Sevdiğimiz yer sadece kalbimiz mi?Ağacı oyar gibi oyulan,cam kırar gibi kırılan yine kalbimiz mi?Birileri bize ihanet ettiğinde sadece kalbimiz mi acı çeker?Oysa bedenlerimizin her uzuvu bu ihanetten haberdardır...Kalbimizin bir yerden haberi yok mudur acaba?O biz acı çekerken de hayat devam ediyor der gibi hala vücudumuza kan mı pompalar da birşeylere aldırış etmez...Sana vefana ihanet edilse de,ne kadar acı çekersen çek der gibi hala kanını vücuduna pompalar da sana birşeyleri bitmediğini sessiz çığlığıyla ifade eder...Bütün yükü bunları en yüksek çığlığın olan,hiç unutamayacağın beynine mi yükler?İşte beynine yükler...
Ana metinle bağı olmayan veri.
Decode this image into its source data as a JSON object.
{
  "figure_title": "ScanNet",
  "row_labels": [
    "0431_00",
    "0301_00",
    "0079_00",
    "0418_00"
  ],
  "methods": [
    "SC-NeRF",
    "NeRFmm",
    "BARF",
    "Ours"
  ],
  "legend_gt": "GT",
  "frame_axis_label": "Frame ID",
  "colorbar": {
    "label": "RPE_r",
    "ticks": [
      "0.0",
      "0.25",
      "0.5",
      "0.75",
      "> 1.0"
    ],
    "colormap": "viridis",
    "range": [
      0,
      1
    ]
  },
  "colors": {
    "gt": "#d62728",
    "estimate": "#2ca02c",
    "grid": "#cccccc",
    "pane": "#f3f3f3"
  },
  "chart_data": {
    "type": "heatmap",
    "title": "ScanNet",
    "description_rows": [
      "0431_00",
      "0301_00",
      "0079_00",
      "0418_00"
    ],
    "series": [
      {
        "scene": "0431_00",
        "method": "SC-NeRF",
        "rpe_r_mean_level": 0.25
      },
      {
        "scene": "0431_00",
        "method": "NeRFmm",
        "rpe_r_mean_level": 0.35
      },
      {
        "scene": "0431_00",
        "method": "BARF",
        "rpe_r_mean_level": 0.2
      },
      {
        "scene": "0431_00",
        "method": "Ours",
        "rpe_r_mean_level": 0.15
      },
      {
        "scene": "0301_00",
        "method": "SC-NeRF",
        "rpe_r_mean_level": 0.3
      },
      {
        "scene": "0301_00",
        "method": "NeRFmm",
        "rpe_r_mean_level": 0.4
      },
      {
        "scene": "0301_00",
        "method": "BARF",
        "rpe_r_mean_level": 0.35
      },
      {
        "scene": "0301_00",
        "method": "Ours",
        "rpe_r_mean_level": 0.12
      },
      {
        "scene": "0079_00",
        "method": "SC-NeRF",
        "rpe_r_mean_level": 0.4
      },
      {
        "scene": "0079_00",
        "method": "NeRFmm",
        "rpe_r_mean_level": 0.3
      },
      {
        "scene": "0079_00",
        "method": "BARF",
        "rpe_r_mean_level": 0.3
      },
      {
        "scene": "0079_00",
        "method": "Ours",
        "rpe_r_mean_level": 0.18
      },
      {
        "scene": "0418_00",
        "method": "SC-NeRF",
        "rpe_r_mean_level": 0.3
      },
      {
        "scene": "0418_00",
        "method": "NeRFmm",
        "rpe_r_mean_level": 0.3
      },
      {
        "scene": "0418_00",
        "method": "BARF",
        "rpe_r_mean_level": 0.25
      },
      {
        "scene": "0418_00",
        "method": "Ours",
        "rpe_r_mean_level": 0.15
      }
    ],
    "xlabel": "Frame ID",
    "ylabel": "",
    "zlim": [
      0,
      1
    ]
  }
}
Ağacın kökleri gibidir aslında kalbimiz,bütün uzuvlarımıza herşeyi yollar,her eksikliğimizi giderir ama kırılan yine dallar olur...Kıran ne olursa olsun kırılan yine dallar olur,giderler yerine yenileri gelir ama kırılan gitmiştir,kırılmıştır...Sen ne dersen de birşeyler kırılıyor,birşeyler devam ediyor...Hayal ufkunda ne kadar kırıksız düşüncelere açılırsan açıl yine real olanlar ortaya çıkıyor ve hayallerini darmadağın ediyor.Gerçekler ben burdayım diyor ve seni senden alıp başka bir yerlere götürüyor aslında senden içre olan ama bir o kadar da senden uzak olan...
"Yağmıyor yağmurlar, bitmiyor lâle / Acep bu hâlimiz böyle mi kala / Rahmet deryasından gelen bu ile / Vakitlerde esen yeller perişan!.." Suzi
Sözden uzak olan kırılmış özümle bir kelamımı daha sonlandırdım...Vesselam...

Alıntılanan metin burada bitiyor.